Korto a écrit :- un monde sans lendemain, sans espérance, sans amélioration, sans évolution
sans espérance: non, puisque Spinoza décrit et veut expliquer le phénomène de l'espérance. Il reconnaît donc l'existence de l'espérance. Mais il est vrai qu'il essaie de combattre l'espérance. Ce qui de prime abord est une idée assez drôle en effet. En ce qui me concerne, ce sont les remarques de Henrique qui m'ont permis de comprendre en quoi une vie sans "espérance" pourrait être meilleure, c'est-à-dire plus intense, plus passionnée, qu'une vie où l'on "espère".
Pour le résumer: lorsqu'on espère, on est également dans la crainte, inévitablement. Bien sûr, dans les deux cas (espérance et crainte), on a des "Affects", et comme l'a dit de façon fabuleuse Fernando Pessoa: il vaut mieux avoir des Affects, il vaut mieux souffrir, que de ne rien sentir du tout! Seulement, il me semble que ce que Spinoza dit, c'est que le sentiment le plus intense, c'est celui qui est permanent, et qui se renforce sans cesse. Ce qui n'est pas le cas de l'espoir, puisque l'incertitude de la situation fait que l'espoir, en tant que "Joie", vire ou bascule toujours vers la Crainte (Tristesse), autrement dit l'Affect inverse, contraire.

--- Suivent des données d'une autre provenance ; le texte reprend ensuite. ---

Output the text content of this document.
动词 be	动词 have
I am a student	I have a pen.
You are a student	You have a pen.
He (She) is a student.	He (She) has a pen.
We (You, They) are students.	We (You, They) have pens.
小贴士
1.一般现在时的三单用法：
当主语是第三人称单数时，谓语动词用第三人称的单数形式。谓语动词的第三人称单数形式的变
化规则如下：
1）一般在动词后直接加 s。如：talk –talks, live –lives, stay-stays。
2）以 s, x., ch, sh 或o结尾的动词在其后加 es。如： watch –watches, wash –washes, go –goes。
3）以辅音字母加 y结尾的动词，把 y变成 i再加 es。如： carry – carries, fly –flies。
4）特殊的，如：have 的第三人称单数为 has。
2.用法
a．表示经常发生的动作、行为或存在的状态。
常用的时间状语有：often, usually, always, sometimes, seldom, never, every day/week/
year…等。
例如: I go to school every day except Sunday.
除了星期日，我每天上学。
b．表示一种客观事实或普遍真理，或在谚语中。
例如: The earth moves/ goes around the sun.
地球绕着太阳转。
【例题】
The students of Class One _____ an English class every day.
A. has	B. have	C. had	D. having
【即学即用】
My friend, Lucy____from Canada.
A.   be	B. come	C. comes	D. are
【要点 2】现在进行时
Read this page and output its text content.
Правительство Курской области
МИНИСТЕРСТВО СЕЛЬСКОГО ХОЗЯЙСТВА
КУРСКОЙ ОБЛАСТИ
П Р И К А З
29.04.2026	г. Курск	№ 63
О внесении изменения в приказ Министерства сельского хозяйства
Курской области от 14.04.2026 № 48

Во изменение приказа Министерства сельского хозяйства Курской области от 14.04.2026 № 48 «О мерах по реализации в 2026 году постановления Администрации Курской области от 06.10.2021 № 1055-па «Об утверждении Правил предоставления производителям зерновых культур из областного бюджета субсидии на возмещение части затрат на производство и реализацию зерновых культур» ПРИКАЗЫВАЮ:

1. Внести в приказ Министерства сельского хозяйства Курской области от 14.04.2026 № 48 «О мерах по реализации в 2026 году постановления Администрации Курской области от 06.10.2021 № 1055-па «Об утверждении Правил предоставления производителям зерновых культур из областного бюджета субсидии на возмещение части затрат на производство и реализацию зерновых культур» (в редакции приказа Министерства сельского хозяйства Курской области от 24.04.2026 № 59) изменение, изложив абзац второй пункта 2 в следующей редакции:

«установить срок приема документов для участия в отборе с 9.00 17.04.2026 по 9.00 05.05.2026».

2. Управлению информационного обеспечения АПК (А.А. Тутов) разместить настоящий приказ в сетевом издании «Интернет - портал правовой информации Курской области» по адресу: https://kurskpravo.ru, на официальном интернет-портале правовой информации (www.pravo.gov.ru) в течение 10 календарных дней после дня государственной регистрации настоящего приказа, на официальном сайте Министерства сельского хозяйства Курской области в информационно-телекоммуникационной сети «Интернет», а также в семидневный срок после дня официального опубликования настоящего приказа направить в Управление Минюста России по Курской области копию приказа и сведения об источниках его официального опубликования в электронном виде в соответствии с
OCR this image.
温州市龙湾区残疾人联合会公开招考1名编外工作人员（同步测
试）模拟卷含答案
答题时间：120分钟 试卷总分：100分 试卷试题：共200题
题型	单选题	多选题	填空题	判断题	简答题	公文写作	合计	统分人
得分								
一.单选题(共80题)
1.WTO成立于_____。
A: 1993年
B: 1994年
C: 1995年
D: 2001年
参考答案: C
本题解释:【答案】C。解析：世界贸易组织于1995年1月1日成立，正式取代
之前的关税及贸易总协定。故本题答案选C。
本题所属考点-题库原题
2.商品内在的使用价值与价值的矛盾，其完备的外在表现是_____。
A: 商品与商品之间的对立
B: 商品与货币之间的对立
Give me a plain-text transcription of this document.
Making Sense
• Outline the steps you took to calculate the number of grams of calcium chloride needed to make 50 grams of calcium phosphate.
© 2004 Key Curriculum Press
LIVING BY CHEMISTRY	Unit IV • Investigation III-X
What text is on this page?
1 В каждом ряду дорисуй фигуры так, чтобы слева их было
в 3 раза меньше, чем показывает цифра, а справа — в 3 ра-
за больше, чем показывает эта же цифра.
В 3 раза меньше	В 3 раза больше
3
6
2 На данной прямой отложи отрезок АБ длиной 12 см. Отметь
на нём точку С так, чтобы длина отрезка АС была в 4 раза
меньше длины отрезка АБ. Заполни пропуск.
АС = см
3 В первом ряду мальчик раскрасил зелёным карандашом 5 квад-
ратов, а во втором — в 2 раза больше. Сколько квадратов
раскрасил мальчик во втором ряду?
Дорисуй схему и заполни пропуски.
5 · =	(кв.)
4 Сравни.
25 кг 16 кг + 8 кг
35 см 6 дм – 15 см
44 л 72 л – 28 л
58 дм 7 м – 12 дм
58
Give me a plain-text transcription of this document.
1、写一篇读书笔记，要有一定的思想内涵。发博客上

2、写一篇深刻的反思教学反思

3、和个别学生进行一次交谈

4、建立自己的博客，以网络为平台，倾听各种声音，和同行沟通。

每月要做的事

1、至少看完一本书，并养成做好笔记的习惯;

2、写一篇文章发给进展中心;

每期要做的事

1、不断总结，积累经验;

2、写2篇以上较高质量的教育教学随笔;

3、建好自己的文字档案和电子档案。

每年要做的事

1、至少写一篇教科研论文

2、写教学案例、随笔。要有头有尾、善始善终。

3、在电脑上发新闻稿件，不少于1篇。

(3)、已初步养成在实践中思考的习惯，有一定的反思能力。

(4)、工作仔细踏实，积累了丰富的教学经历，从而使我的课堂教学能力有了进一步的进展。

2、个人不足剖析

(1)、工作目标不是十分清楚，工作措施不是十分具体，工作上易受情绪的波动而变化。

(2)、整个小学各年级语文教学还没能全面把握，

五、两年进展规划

Tu vas peut-être me dire que la Tristesse peut être très intense aussi. Et donc nous fait sentir qu'on vit, tout autant que la Joie. Je crois que c'est vrai. Alors pourquoi Spinoza privilège-t-il la Joie? A réfléchir ... .
Korto a écrit :- un monde sans bien et sans mal
en effet. Exit le Bien et le Mal. Il n'y a plus que le bon et le mauvais. Si cela te dérange: pourquoi est-ce le cas?
Exemple: pour moi, discuter avec toi sur ce site est "bon", c'est-à-dire agréable, j'y apprends certaines choses, je reconnais certaines choses etc. Or cela n'est manifestement pas le cas pour tous ceux avec qui tu discutes ou qui te répondent ici. Pour certains, discuter avec toi est plutôt "mauvais". Tout cela me semble être assez logique et compréhensible. Alors à quoi bon essayer d'introduire des catégories générales comme
le Bien et
le Mauvais .. ? Ne faudrait-il pas dire que ce qui est bon pour moi visiblement ne l'est pas pour quelqu'un d'autre etc?.
Korto a écrit :- un homme équivalent à la vache et à l'algue
- un homme sans plus de liberté, de choix et de responsabilité que la vache et que l'algue
- un homme , une vache et une algue condamnés à persévérer dans leur être
en effet, tout ce qui existe dans le spinozisme est condamné à persévérer dans leur être. Qu'en penses-tu? Ne pas être d'accord, c'est dire que certaines choses qui existent essaient de s'autodétruire. Crois-tu à l'auto-destruction? Si oui: pourquoi?
Sinon je ne crois pas que dans le spinozisme un homme soit équivalent à la vache, et cela simplement parce que l'essence d'un homme c'est un certain degré de puissance, pour Spinoza, et ce degré de puissance se définit par le nombre de manières dont on peut être affecté. Ne faut-il pas dire qu'un homme peut être affecté de plus de manières par le monde extérieur (si tout va bien ...) qu'une algue .. ? Si oui: il n'y a pas d'équivalence.
Enfin, la liberté pour Spinoza n'est qu'équivalent au degré de puissance qu'on a, donc le fait qu'en général un homme peut être davantage affecté et peut davantage affecter qu'une algue, le rend par là même plus libre que cette algue, non?
Korto a écrit :- une joie de se sentir et de se savoir actif dans l'acte de persévérer dans son être (la vache et l'algue doivent pas arrêter de prendre leur pied aussi)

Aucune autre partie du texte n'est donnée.